By 1943, President Camacho realized that for Mexico to have a seat at the table in the post-war decisions over the geopolitical spoils of conflict, his nation would have to take a more active combat role However, Mexico had never fought in an overseas conflict and the Mexican military required significant modernization and training to be effective on the modern battlefield. The Joint Mexican-United States Defense Commission that had been established in 1942 had decided by early summer 1944 to follow the model of the Brazilian 1st Fighter Group, but on a smaller scale.
Mexican Squadron 201 began basic training at Randolph Field, Texas, in July 1944 and converted to P-47s at Pocatello Army Airfield in Idaho in September 1944. The Escuadrilla Aguilas Aztecas (Aztec Eagles Squadron) deployed to Luzon in the Philippines to support U.S. troops fighting to liberate the island from Japanese forces. They flew only 59 combat missions under U.S. command, making their participation more symbolic than effective. Nonetheless, as author Walter S. Zapotoczny Jr. illustrates in his The Aztec Eagles: The Forgotten Allies of the Second World War (Fonthill, 2020), the experience represented a significant shift in U.S.-Mexican relations that have led to a far more cordial relationship over the past 75 years than in the century that preceded World War II.
Argentina
Unlike Mexico and Brazil, which found close relationships and military alliances with the United States to be advantageous during World War II, Argentina had a more contentious relationship.

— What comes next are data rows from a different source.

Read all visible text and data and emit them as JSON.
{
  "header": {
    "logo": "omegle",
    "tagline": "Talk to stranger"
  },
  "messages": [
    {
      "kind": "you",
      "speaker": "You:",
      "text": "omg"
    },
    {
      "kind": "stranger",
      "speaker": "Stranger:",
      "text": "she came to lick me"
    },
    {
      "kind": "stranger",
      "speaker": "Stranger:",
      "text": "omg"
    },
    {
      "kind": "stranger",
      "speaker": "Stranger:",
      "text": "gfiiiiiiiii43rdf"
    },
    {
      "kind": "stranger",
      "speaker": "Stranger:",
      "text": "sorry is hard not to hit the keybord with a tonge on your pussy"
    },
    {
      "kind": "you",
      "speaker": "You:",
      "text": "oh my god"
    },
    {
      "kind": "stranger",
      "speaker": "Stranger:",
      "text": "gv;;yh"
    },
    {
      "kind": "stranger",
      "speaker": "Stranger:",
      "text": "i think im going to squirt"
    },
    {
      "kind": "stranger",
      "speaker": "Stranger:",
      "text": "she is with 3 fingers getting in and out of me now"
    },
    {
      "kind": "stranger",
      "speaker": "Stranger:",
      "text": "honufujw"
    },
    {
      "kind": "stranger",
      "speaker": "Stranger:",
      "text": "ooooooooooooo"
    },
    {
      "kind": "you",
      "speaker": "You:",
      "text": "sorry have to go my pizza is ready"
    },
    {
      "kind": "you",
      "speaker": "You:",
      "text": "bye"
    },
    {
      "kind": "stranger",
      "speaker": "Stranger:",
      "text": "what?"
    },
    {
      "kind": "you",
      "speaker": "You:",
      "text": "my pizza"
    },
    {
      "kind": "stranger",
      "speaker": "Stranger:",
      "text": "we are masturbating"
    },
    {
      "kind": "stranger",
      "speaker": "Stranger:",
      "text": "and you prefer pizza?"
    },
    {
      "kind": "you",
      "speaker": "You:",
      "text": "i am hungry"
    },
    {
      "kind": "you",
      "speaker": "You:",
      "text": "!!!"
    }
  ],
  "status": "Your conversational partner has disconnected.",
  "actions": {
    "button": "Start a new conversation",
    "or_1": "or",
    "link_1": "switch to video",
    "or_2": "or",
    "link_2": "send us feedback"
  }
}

Whereas the war provided a stabilizing influence in the Mexican and Brazilian leadership, it destabilized Argentine governance, resulting in a military coup in 1943, which installed a fascist-leaning government. As a result, the U.S. did not convince Argentina to declare war on the Axis until March 1945. Nonetheless, Argentina participated in the air war in an unusual way: Thousands of members of the large British expatriate community volunteered for British and Canadian military service, with many of them winding up in a single Royal Air Force squadron – No. 164 Squadron – which distinguished itself during the Normandy campaign.
Roger Connor is the lead curator for the Museum’s new World War II gallery in development.